OPP are seeing an increase in the thefts of high end and newer motor vehicles.
The number of incidents involving vehicles equipped with keyless starting fob systems is rising. The thieves use electronic devices to enter the vehicle, start the engine and leave with it within minutes.
The push-start/keyless vehicles are more frequently targets as thieves can override the electronic ignition systems with hand-held devices.
"The OPP is recommending the installation of a steering wheel lock bar to deter thieves from stealing vehicles and driving away, even if they are able to start the engine," says Sgt. Tylor Copeland. "Parking vehicles within your garage when able, installing outdoor camera systems, motion lighting, and watching out for suspicious people/vehicles in your neighbourhood could prevent you from becoming a target."
The CAA says keyless car theft, also known as a “relay attack”, is a growing scourge with the rising number of cars today using keyless entry and ignition “smart fobs.”
"The vehicle and fob communicate using low-power radio signals that are only effective when the fob is within approximately 36 inches of the car door or ignition start/stop button," says the CAA. "Some thieves have developed special equipment to amplify the communication signals – known as a relay hack – between vehicles and smart fobs, significantly extending the system’s effective range. This can trick the car into thinking the fob is next to the car door or trunk when it is somewhere else, allowing the vehicle to be unlocked and started."
It recommends storing all your key fobs in a metal container when not in use.
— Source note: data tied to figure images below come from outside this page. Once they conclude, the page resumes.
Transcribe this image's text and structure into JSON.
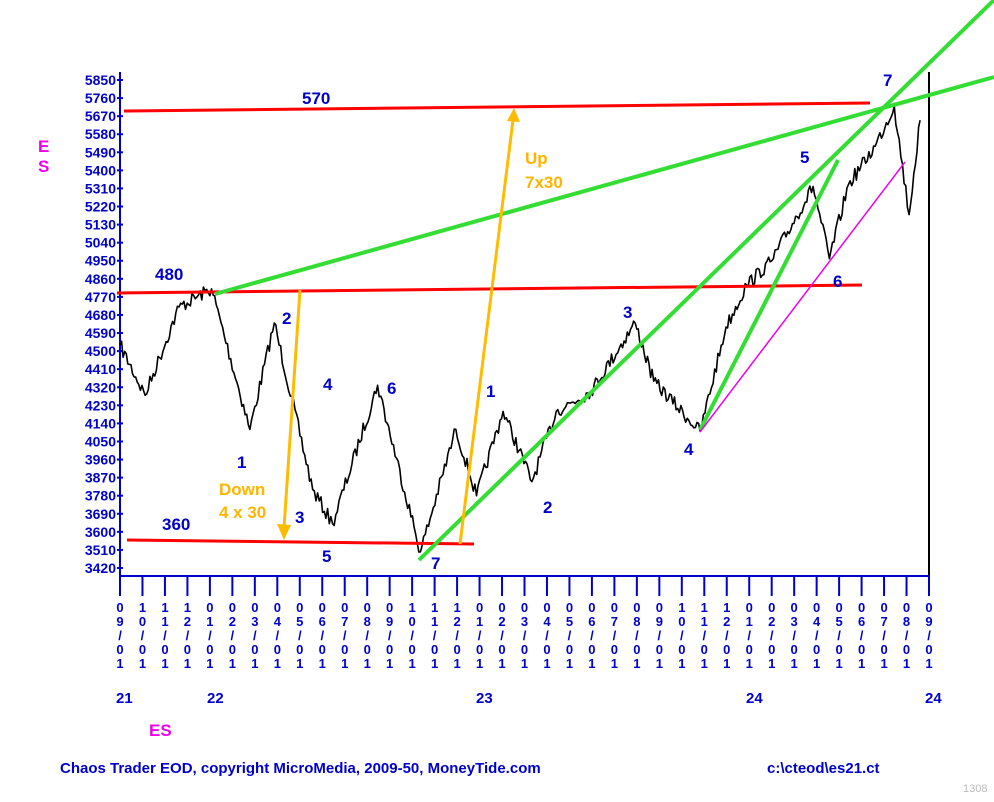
{
  "chart_data": {
    "type": "line",
    "symbol": "ES",
    "y_labels": [
      "5850",
      "5760",
      "5670",
      "5580",
      "5490",
      "5400",
      "5310",
      "5220",
      "5130",
      "5040",
      "4950",
      "4860",
      "4770",
      "4680",
      "4590",
      "4500",
      "4410",
      "4320",
      "4230",
      "4140",
      "4050",
      "3960",
      "3870",
      "3780",
      "3690",
      "3600",
      "3510",
      "3420"
    ],
    "ylim": [
      3420,
      5850
    ],
    "x_ticks": [
      "09/01",
      "10/01",
      "11/01",
      "12/01",
      "01/01",
      "02/01",
      "03/01",
      "04/01",
      "05/01",
      "06/01",
      "07/01",
      "08/01",
      "09/01",
      "10/01",
      "11/01",
      "12/01",
      "01/01",
      "02/01",
      "03/01",
      "04/01",
      "05/01",
      "06/01",
      "07/01",
      "08/01",
      "09/01",
      "10/01",
      "11/01",
      "12/01",
      "01/01",
      "02/01",
      "03/01",
      "04/01",
      "05/01",
      "06/01",
      "07/01",
      "08/01",
      "09/01"
    ],
    "years": [
      "21",
      "22",
      "23",
      "24",
      "24"
    ],
    "series": [
      {
        "x": [
          "2021-09-01",
          "2021-10-05",
          "2021-11-20",
          "2022-01-03",
          "2022-02-24",
          "2022-03-29",
          "2022-05-20",
          "2022-06-16",
          "2022-08-16",
          "2022-10-13",
          "2022-11-30",
          "2022-12-28",
          "2023-02-02",
          "2023-03-13",
          "2023-04-15",
          "2023-06-01",
          "2023-07-31",
          "2023-08-25",
          "2023-10-27",
          "2023-12-01",
          "2023-12-29",
          "2024-02-01",
          "2024-03-28",
          "2024-04-19",
          "2024-05-15",
          "2024-06-20",
          "2024-07-16",
          "2024-08-05",
          "2024-08-20"
        ],
        "values": [
          4530,
          4280,
          4720,
          4810,
          4110,
          4640,
          3810,
          3640,
          4330,
          3500,
          4110,
          3780,
          4200,
          3850,
          4200,
          4300,
          4640,
          4350,
          4100,
          4620,
          4830,
          4950,
          5320,
          4960,
          5330,
          5520,
          5720,
          5180,
          5650
        ]
      }
    ],
    "levels": [
      {
        "label": "570",
        "value": 5700
      },
      {
        "label": "480",
        "value": 4800
      },
      {
        "label": "360",
        "value": 3600
      },
      {
        "label": "6",
        "value": 4840
      }
    ],
    "wave_labels": [
      "1",
      "2",
      "3",
      "4",
      "5",
      "6",
      "7",
      "1",
      "2",
      "3",
      "4",
      "5",
      "6",
      "7"
    ],
    "annotations": [
      {
        "text": "Down",
        "sub": "4 x 30"
      },
      {
        "text": "Up",
        "sub": "7x30"
      }
    ]
  },
  "footer": {
    "left": "Chaos Trader EOD, copyright MicroMedia, 2009-50, MoneyTide.com",
    "right": "c:\\cteod\\es21.ct",
    "page": "1308"
  },
  "colors": {
    "axis": "#0000cc",
    "price": "#000000",
    "level": "#ff0000",
    "trend": "#33dd33",
    "arrow": "#ffbb00",
    "symbol": "#ee00ee",
    "channel": "#ee00ee"
  }
}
The metal provides a barrier that interrupts radio signals to/from the smart fob.
The OPP also wants to remind you that an unlocked door or an open window is an invitation to thieves. The "Lock It or Lose It" program reminds drivers to always:
•Roll up their vehicles' windows;
•Keep valuables out of sight;
•Lock their doors; and
•Pocket their keys.
Auto theft costs Canadians more than $1.2 billion every year. About half of all stolen vehicles are used to commit another crime or are driven - often recklessly - for simple purposes of transportation. In these cases, the thieves take advantage of owner negligence by grabbing the first vehicle they can find that's been left unsecured.
In the other half of cases, vehicles are stolen by thieves involved in organized crime rings.